When she ran the 2nd time, her campaign manage — and later her Congressional Chief of Staff — was Adrienne Christian, a good friend from Jim Webb’s 2006 Senate campaign, where she was Deputy Campaign Manager. Adrienne came and talked to my students. Donna herself did an even with Governor O’Malley at Eleanor Roosevelt High School where I taught (although the school was actually in Steny Hoyer’s district). I would occasionally see either or both of them on the Hill, and would pretty regularly go to an annual event Donna held. In short, this is someone I know and respect. She has always been a real progressive. She is the 2nd friend from Congress who has had major health issues — former Representative Carolyn McCarthy, my closest friend among the electeds, left the House because of her lung cancer. Donna’s disease is also something that has very much limited the activities of one of my close friends, a man I got to know when he was an Orthodox priest who is now a psychologist on the West Coast who with his wife are close friends with my wife and myself: his wife is a musician as was I, and he was very much into literature as is my wife. I can remember our crowding into my car to drive to NYC from Philadelphia for a dance performance, something all four of us loved. As a result of his experience, I am very aware of what MS can do to one.
Returning to the op ed, I doubt that most of her former colleagues knew about this medical condition. In the past Donna has been fairly private about things like this. Her going public now is not because of what she faces, but because she realizes the impact on the American people of what the Republicans in Congress are trying to do.

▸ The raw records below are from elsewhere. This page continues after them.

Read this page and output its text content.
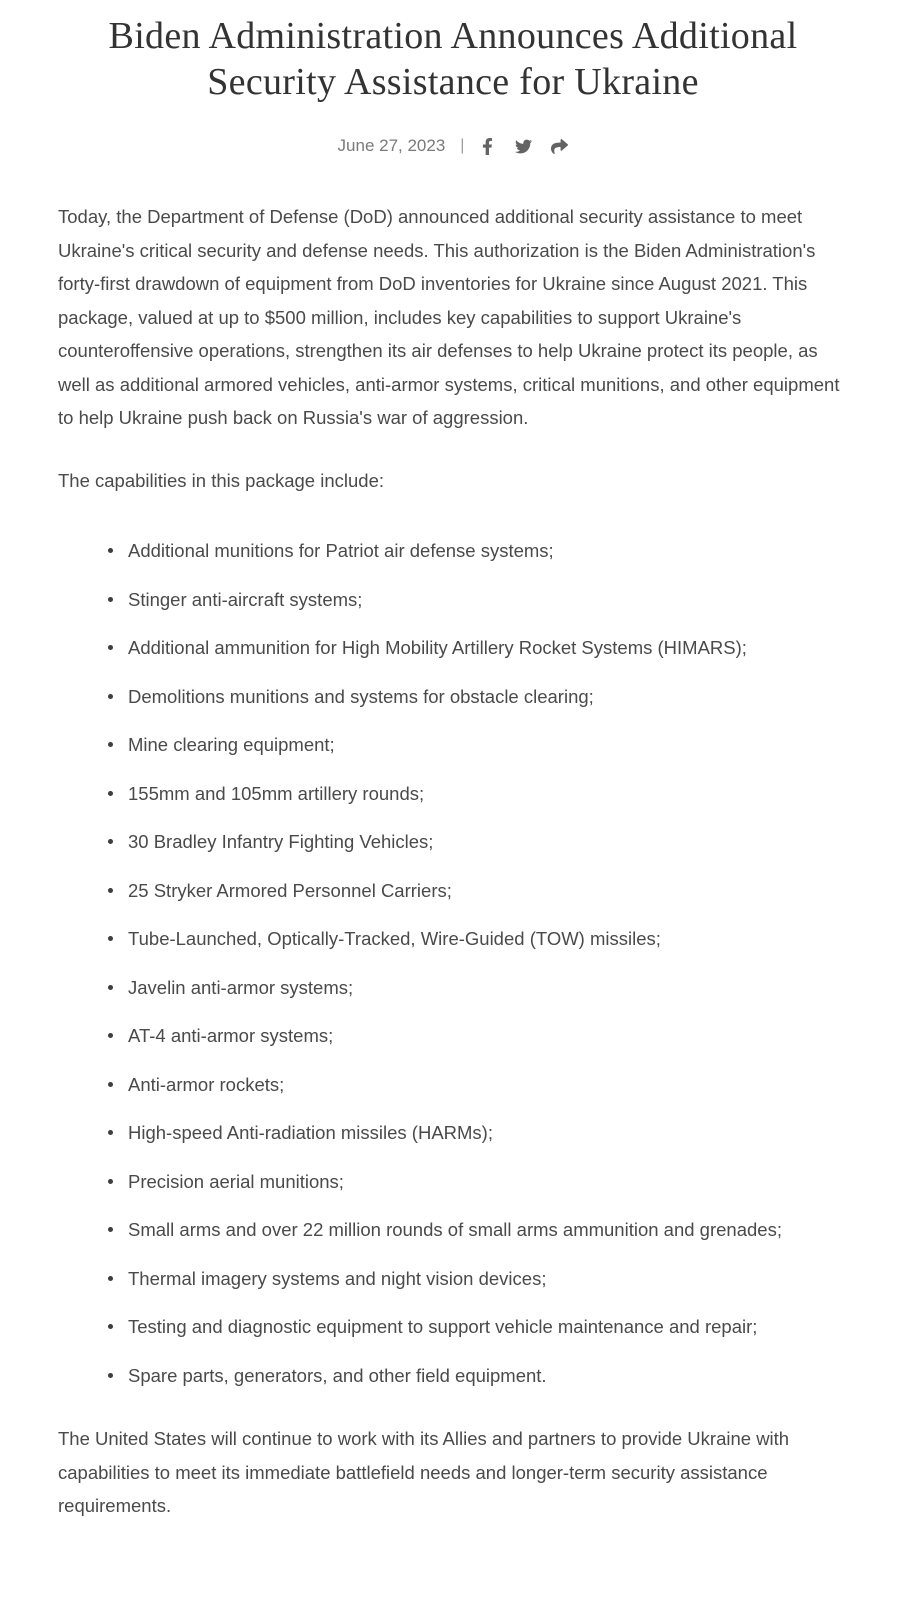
Biden Administration Announces Additional
Security Assistance for Ukraine
June 27, 2023 |

Today, the Department of Defense (DoD) announced additional security assistance to meet Ukraine's critical security and defense needs. This authorization is the Biden Administration's forty-first drawdown of equipment from DoD inventories for Ukraine since August 2021. This package, valued at up to $500 million, includes key capabilities to support Ukraine's counteroffensive operations, strengthen its air defenses to help Ukraine protect its people, as well as additional armored vehicles, anti-armor systems, critical munitions, and other equipment to help Ukraine push back on Russia's war of aggression.

The capabilities in this package include:

Additional munitions for Patriot air defense systems;
Stinger anti-aircraft systems;
Additional ammunition for High Mobility Artillery Rocket Systems (HIMARS);
Demolitions munitions and systems for obstacle clearing;
Mine clearing equipment;
155mm and 105mm artillery rounds;
30 Bradley Infantry Fighting Vehicles;
25 Stryker Armored Personnel Carriers;
Tube-Launched, Optically-Tracked, Wire-Guided (TOW) missiles;
Javelin anti-armor systems;
AT-4 anti-armor systems;
Anti-armor rockets;
High-speed Anti-radiation missiles (HARMs);
Precision aerial munitions;
Small arms and over 22 million rounds of small arms ammunition and grenades;
Thermal imagery systems and night vision devices;
Testing and diagnostic equipment to support vehicle maintenance and repair;
Spare parts, generators, and other field equipment.

The United States will continue to work with its Allies and partners to provide Ukraine with capabilities to meet its immediate battlefield needs and longer-term security assistance requirements.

She got in a 25 foot RV and traveled around the country. Many of the people she met in RV parks were Republicans. They did not know that she was a Democrat, a former Congresswoman. She writes about the sharing they and she did. Donna tells us
Like them, I’m scared. Like them, I’m scared of being sick and not being able to afford to go to my doctor or purchase the medicine that is saving my life; like them, I’m worried that one day I will have to sell my home or spend my retirement savings on my health care.
She also tells us
I do know that my MS will not stop me. But not having health-care coverage because of my MS could stop me permanently.
And before she closes this open letter with her warm regards, she offers this final paragraph:
I’m doing fine. I’ve adjusted to my new body and different capacity. But I pray that as you finish doing whatever it is that you are doing with health care, you remember that I was one of your colleagues, that I worked hard and that I don’t have a preexisting condition because I was a bad person who led an unhealthy life. I have a preexisting condition simply because I do; and I, like millions of other Americans in the same situation, deserve quality, affordable health care.

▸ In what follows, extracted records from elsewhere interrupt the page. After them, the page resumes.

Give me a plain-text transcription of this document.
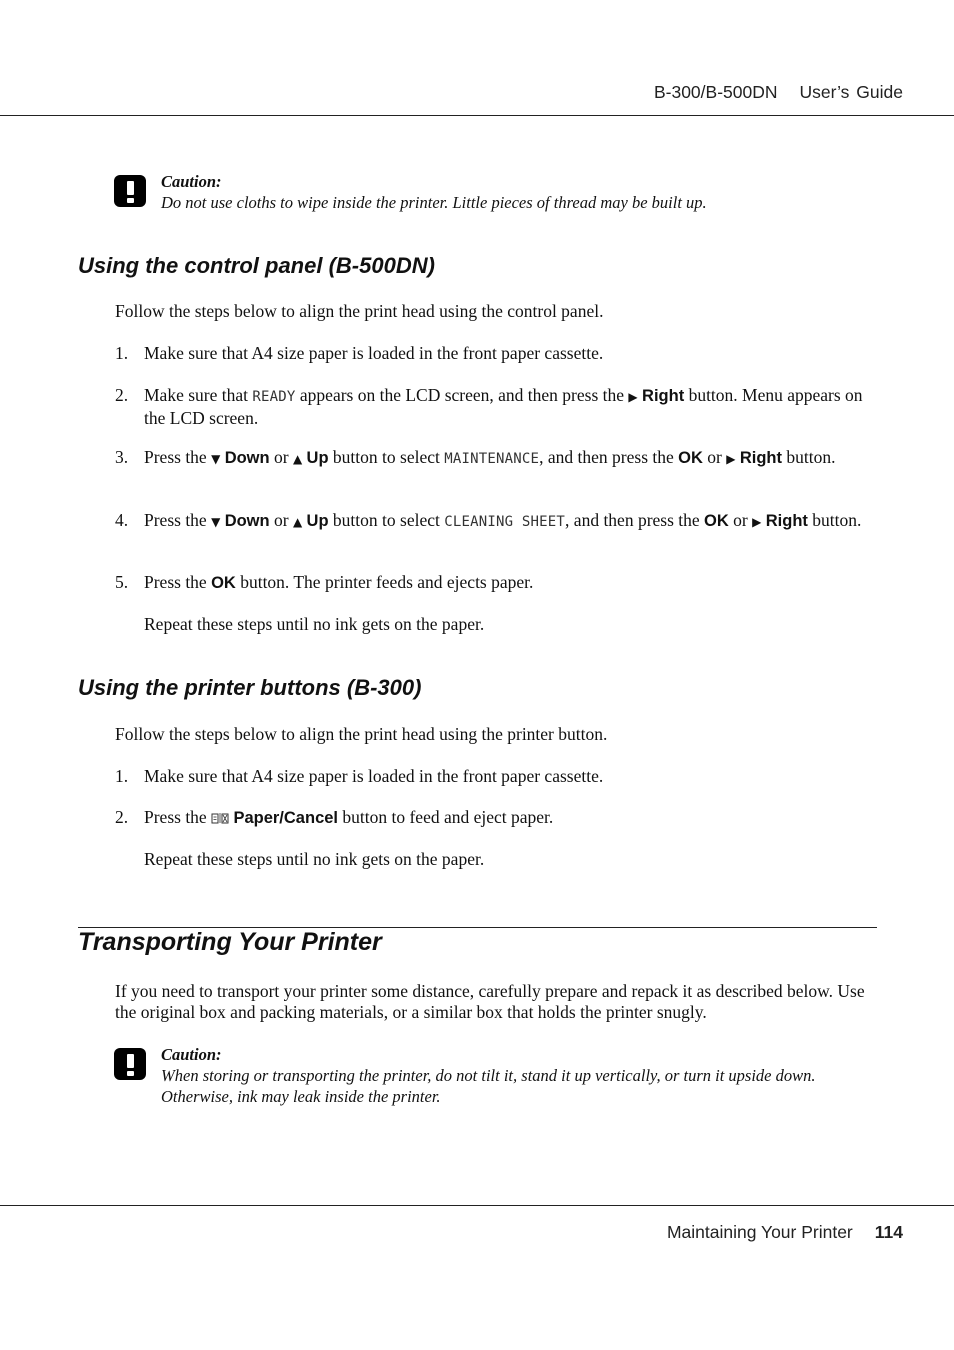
B-300/B-500DN User’s Guide
Caution:
Do not use cloths to wipe inside the printer. Little pieces of thread may be built up.
Using the control panel (B-500DN)
Follow the steps below to align the print head using the control panel.
1. Make sure that A4 size paper is loaded in the front paper cassette.
2. Make sure that READY appears on the LCD screen, and then press the ▶ Right button. Menu appears on the LCD screen.
3. Press the ▼ Down or ▲ Up button to select MAINTENANCE, and then press the OK or ▶ Right button.
4. Press the ▼ Down or ▲ Up button to select CLEANING SHEET, and then press the OK or ▶ Right button.
5. Press the OK button. The printer feeds and ejects paper.
Repeat these steps until no ink gets on the paper.
Using the printer buttons (B-300)
Follow the steps below to align the print head using the printer button.
1. Make sure that A4 size paper is loaded in the front paper cassette.
2. Press the Paper/Cancel button to feed and eject paper.
Repeat these steps until no ink gets on the paper.
Transporting Your Printer
If you need to transport your printer some distance, carefully prepare and repack it as described below. Use the original box and packing materials, or a similar box that holds the printer snugly.
Caution:
When storing or transporting the printer, do not tilt it, stand it up vertically, or turn it upside down. Otherwise, ink may leak inside the printer.
Maintaining Your Printer 114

Indeed. As the spouse of a woman with Multiple Myeloma, these words resonate strong:
I don’t have a preexisting condition because I was a bad person who led an unhealthy life.
Perhaps the words of Donna Edwards may have some impact upon some Republicans, because they knew her.
Perhaps the expenses that Rep. Scalise would already be facing if he did not have insurance may have an impact — it could have been one of them.
As we wait to see how the debate over health care plays out, I am grateful that my friend Donna Edwards decided to be public about herself, and offer this op ed to help people more completely understand what could happen to many Americans if the Affordable Care Act is dismantled or undermined further, rather than having its problems addressed.